At one point, her father got up to go and used the restrooms. The little girl looked up at me with these huge, brown eyes and examined my face with them.

"You talk funny," she said, tugging on a piece of her brown hair.

"It's an accent." I said, smiling at her.

She was, of course, blatantly confused by what I had told her. "What's an accent?" she asked me, her foot kicking me in the knee before she readjusted herself in the seat.

"Well..." I said, rubbing my knee from the tiny impact of patten leather. "It's... it's the way people talk where I come from."

"Where do you come from?"

She certainly had many questions. "Croatia. It's very far away from here."

The little girl looked up at me then, suddenly, her large, brown eyes shining with enthusiasm. "My mommy went far away," she said, an intense grin on her face. "Did she go to Crowyata?"

"Croatia?" I asked, trying to hide my smile. "Did your mother go on a trip?"

"To the hospital." The little girl said, poking my ear with one of her fingers as she spoke. "Daddy said she went far away. He said I couldn't see her anymore."

I watched her, not knowing what to say. "Did your mother go to Heaven?"

She let go of my ear, slowly settling down and slumping back into her chair. "I think so," she said confidently. "But I still see her."

I didn't know what she meant, or what she was talking about. "You still see her?"

The little girl nodded, swinging her legs back and forth as the train moved along. "She sings me to sleep at night, cause I don't like the dark."

I just stared at her, unable to speak a word.

That night I thought about what that girl had said.
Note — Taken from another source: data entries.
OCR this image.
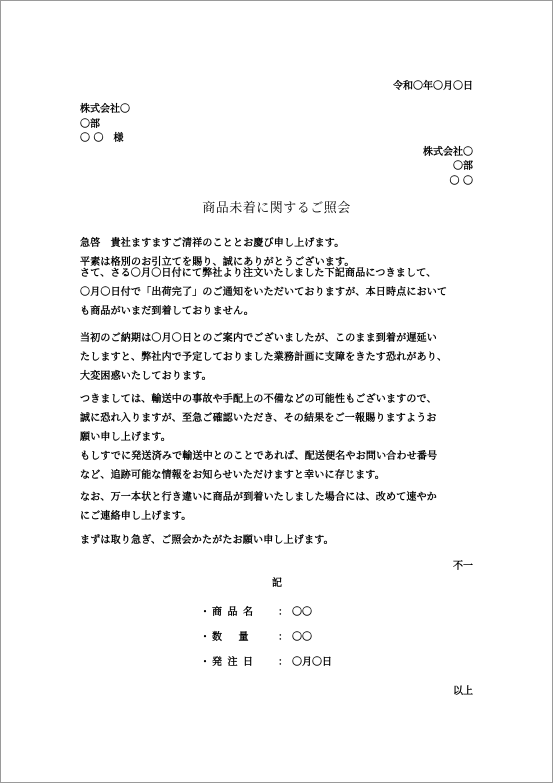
令和〇年〇月〇日
株式会社〇
〇部
〇 〇　様
株式会社〇
〇部
〇 〇
商品未着に関するご照会
急啓　貴社ますますご清祥のこととお慶び申し上げます。
平素は格別のお引立てを賜り、誠にありがとうございます。
さて、さる〇月〇日付にて弊社より注文いたしました下記商品につきまして、
〇月〇日付で「出荷完了」のご通知をいただいておりますが、本日時点において
も商品がいまだ到着しておりません。
当初のご納期は〇月〇日とのご案内でございましたが、このまま到着が遅延い
たしますと、弊社内で予定しておりました業務計画に支障をきたす恐れがあり、
大変困惑いたしております。
つきましては、輸送中の事故や手配上の不備などの可能性もございますので、
誠に恐れ入りますが、至急ご確認いただき、その結果をご一報賜りますようお
願い申し上げます。
もしすでに発送済みで輸送中とのことであれば、配送便名やお問い合わせ番号
など、追跡可能な情報をお知らせいただけますと幸いに存じます。
なお、万一本状と行き違いに商品が到着いたしました場合には、改めて速やか
にご連絡申し上げます。
まずは取り急ぎ、ご照会かたがたお願い申し上げます。
不一
記
・ 商 品 名 ： 〇〇
・ 数　 量	： 〇〇
・ 発 注 日 ： 〇月〇日
以上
I lay awake, staring at the ceiling, wondering about everything. I thought about the priest and the time I had spent with him, and I thought about Croatia, and Abby... but I couldn't help connecting everything together. My whole life was lined up in a series of events, all of them landing each other hand in hand. I couldn't help but think about it...

I don't plan on getting married again. Sometimes I think deep down that Abby knew I would never love her the way I loved my wife. I think she knew that I would never let go, that I would live the rest of my life with the memory of the way her hair smelled, the way she walked, the way she whispered when the children were still sleeping.

So I don't need anyone else's love now. There is too much evidence to disprove any agnostic's religion of no God. There's too much proof to say Heaven is just something we say to make us feel better. My whole life is proof. And I don't need anyone else's love, because if the priest and that little girl are right, then I'll always have my wife's love. And I'll see her again someday.